Dove si sposterà l’asticella per il prossimo futuro?

«Accanto alla composizione da cantautrice, mi piacerebbe cimentarmi in un disco da interprete. Vorrei provare a spostare l’asticella oltre oceano, magari in direzione del Pakistan, affiancando all’alternanza siciliano-italiano anche altri linguaggi musicali. Pur mantenendo la mia matrice di cantante che guarda al world e all’indie, tra i miei progetti futuri vorrei riuscire ad abbracciare anche il genere pop, il fusion, il jazz.»

Un lavoro intenso e delicato, tra canzone e world music, alla ricerca di emozioni da raccontare. Che infanzia è stata la tua? Che storie ti raccontavano da piccola?

«La mia è stata un’infanzia di “vanedda” (stradina di paese), una dimensione che oggi abbiamo perduto; la “vanedda” di vicinato, dove ci si incontrava, ci si raccontava, si giocava lontano da qualsiasi dispositivo tecnologico dei giorni nostri. La “vanedda” è il luogo dove sono cresciuta, anche attraverso gli aneddoti dei miei nonni. La mia esigenza di scrivere, raccontare, andare a ricercare le storie degli altri deriva proprio dalle trasmissioni di mia nonna, figura molto importante nella mia vita. Ricordo che a tredici anni ho cominciato a suonare i tamburi a cornice e facevamo le prove nella “vanedda”.»

Invece, ormai grande, quali storie ami raccontarti ogni giorno?

«Prima le canto, poi me le racconto. Sono storie di cambiamento, un cambiamento ancora da affrontare, che mi sono scritta come una sorta di auto-profezia; sono storie di coraggio, quel coraggio che occorre ad emergere per chi viene da un piccolo paesino, a buttare il cuore oltre l’ostacolo.»

“Tarakè” è lo scompiglio necessario. Qual è il cambiamento che ti fa più paura affrontare?

«Se tutti vanno via, chi resta? È la croce e delizia del cambiamento: da un lato la voglia di andare via, a ricaricarmi, per questa dimenticanza in cui ci troviamo; dall’altro la paura di lasciare la mia terra, amara e bella. E lo rimarrà per sempre.»

Oggi, anche i musicisti di valore, incontrano grandi difficoltà a far conoscere le proprie opere. Hai mai vagliato la possibilità di partecipare a un talent show?

«Mi hanno proposto di partecipare a X Factor, ma ho declinato l’invito. Il problema comunque non sono i ragazzi che partecipano, ma tutto quello che ci sta dietro, il meccanismo. Diciamo che non mi sento vicina a quel tipo di esperienza, è una questione di obiettivi: vorrei che la mia musica non fosse di consumo o di semplice intrattenimento.

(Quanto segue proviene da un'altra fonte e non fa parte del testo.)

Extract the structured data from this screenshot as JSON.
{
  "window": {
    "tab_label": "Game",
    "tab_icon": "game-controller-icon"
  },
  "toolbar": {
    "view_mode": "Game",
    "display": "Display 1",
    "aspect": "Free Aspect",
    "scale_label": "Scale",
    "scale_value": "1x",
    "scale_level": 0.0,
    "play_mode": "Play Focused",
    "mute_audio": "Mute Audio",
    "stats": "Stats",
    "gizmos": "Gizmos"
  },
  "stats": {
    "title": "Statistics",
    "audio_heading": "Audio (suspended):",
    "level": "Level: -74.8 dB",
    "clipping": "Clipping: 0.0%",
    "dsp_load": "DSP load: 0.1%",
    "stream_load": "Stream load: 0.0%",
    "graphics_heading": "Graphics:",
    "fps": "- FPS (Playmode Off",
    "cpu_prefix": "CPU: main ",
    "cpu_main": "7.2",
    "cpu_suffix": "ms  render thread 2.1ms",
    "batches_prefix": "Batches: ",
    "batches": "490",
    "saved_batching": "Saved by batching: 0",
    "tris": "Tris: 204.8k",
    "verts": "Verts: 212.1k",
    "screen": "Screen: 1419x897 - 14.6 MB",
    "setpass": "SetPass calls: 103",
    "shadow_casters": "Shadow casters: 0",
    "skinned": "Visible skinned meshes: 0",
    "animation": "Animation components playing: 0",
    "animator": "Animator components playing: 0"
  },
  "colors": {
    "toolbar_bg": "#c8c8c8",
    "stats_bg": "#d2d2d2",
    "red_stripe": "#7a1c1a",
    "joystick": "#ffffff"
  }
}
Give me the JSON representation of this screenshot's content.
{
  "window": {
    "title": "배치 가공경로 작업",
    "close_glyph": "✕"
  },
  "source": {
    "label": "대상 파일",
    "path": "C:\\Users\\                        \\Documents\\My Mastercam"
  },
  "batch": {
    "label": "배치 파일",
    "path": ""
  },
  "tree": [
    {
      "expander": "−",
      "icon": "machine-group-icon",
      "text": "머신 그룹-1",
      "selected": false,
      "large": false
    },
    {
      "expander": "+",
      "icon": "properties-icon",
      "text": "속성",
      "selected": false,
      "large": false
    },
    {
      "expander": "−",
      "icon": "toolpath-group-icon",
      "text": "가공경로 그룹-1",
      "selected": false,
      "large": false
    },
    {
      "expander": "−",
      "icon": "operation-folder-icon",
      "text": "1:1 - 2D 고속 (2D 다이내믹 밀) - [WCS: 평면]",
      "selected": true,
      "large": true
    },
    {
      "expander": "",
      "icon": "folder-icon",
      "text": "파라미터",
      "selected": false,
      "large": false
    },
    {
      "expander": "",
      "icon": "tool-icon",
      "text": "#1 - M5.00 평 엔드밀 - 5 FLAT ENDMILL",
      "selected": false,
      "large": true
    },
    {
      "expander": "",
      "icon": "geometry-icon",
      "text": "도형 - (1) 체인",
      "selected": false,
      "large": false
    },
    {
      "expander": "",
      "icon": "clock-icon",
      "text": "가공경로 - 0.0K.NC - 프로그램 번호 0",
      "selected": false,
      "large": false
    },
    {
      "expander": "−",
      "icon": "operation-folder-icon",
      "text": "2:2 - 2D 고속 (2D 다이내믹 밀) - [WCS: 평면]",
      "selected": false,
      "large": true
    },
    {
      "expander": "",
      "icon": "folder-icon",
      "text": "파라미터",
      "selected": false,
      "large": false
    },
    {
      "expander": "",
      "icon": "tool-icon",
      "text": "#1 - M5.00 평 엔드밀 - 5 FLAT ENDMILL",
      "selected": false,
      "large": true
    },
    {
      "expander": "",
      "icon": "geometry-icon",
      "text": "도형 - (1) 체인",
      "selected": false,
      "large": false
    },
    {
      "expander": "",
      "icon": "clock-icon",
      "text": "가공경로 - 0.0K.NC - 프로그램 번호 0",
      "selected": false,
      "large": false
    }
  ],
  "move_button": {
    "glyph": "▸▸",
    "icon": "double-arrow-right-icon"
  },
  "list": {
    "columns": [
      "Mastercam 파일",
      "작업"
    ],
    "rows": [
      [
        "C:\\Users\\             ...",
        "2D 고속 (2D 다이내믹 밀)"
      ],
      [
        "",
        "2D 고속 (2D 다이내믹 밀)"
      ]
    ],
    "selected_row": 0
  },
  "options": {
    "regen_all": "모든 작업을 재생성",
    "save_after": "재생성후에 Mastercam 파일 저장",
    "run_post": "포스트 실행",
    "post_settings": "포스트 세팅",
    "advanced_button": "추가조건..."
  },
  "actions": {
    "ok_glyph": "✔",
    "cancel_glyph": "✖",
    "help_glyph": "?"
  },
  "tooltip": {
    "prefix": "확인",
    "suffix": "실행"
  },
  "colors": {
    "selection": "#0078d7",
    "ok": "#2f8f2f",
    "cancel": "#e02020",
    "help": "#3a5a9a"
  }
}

Vorrei riuscire a fare della musica per restare.»

Rispondendo alla promessa fatta a te stessa di essere “autentica”, ti chiedo: chi è Francesca Incudine?

«È una piccola anima su un palco, che aspetta di sentire quel silenzio prima dell’applauso. Perché è lì che si gioca la partita tra l’artista e il pubblico; lì senti veramente se il messaggio che volevi trasmettere è arrivato. Francesca Incudine adesso è sul palco, un minuto prima dell’applauso.»